20 July 2010

seeding

This week is our annual Brethren Church General Conference, and our plenary sessions have featured author and speaker, Reggie McNeal (not the football player, some other guy). He is laying down some strong challenges to the church, especially the failures of Western evangelicalism and its inability to converse with modern culture.

One statement which resonated well with me is that too often the church is trying to harvest a culture which hasn't been seeded yet. By this he intends to say that the church is looking at culture and expecting them to come and join us instead of being the salt and light into the culture, as we were told to be. Further, the church culture has put it in our minds that unless we are at the moment of saying the sinner's prayer with an individual, then we have not been engaged in evangelism.

I have encountered this personally: A number of years ago I was applying to various church positions and answering different forms and doctrinal statements when I came across one particular church which included 3 of 10 questions around the topic of How Many People Have You Personally Led to Christ? (under what circumstances, what are their names, are they still believers, etc). Wow. More adventures in missing-the-point I suppose.
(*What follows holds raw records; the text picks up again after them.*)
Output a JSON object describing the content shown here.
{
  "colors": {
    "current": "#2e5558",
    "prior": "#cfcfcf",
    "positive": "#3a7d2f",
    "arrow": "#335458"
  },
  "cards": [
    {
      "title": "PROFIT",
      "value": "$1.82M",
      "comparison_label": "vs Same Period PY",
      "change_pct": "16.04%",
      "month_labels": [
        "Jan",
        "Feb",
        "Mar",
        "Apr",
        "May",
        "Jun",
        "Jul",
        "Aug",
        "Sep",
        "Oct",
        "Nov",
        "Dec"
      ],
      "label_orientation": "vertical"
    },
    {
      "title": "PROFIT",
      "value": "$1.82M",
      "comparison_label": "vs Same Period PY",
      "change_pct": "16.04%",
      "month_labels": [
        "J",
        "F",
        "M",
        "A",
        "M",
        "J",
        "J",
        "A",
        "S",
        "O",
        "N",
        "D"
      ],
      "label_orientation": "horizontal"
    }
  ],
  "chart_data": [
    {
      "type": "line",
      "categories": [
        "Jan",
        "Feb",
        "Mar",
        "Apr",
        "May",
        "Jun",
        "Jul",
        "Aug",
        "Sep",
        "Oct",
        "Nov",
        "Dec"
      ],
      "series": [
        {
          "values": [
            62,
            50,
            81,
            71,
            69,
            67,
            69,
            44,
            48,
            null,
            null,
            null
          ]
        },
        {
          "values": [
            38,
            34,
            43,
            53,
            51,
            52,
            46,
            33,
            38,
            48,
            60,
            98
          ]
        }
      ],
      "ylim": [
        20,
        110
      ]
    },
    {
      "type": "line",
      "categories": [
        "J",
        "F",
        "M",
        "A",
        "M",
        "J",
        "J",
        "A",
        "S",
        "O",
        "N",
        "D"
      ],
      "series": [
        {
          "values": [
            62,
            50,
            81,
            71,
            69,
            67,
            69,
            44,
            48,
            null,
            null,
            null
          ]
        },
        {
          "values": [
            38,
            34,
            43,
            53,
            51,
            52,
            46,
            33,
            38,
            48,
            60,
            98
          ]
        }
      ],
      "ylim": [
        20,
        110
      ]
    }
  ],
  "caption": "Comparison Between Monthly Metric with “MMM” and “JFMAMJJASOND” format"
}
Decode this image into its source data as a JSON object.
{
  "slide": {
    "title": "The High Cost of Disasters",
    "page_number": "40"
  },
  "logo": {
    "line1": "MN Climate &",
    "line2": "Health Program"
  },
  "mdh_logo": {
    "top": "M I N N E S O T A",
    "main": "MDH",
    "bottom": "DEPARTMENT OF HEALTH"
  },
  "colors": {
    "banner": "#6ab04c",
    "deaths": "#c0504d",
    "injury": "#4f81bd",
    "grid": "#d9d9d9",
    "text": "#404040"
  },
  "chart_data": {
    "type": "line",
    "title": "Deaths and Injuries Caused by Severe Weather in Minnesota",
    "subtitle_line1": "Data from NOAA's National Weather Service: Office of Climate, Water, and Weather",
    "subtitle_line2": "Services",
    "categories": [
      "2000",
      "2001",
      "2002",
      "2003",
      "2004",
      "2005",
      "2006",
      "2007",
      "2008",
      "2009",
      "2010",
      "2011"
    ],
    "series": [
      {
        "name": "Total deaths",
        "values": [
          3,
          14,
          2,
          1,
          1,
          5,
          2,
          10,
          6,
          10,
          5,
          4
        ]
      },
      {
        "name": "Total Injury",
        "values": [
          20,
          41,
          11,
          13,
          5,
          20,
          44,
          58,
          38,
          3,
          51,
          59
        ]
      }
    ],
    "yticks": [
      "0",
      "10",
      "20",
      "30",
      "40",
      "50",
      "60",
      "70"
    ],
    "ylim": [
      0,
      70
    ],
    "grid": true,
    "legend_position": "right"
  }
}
The reality is that the church is not adequately engaging the culture around us. We have become Pharisaic (which I have been demonstrating in my post-series on Recovering Pharisees) in our actions and have been more content to separate completely out of culture - forgetting that we were supposed to remain in the world. This must change before the work of the church becomes completely lost on ourselves (and our attendance, buildings and cash).

This will require a radical shift in the way the church operates. Emergent does not have the answer to this, nor does it move us in the right direction. The church does not need another movement built on the promise of relevance and spiritual success. The church needs to relocate itself in the work of God's kingdom, which will move faster and accomplish more than we will ever be able to keep up with.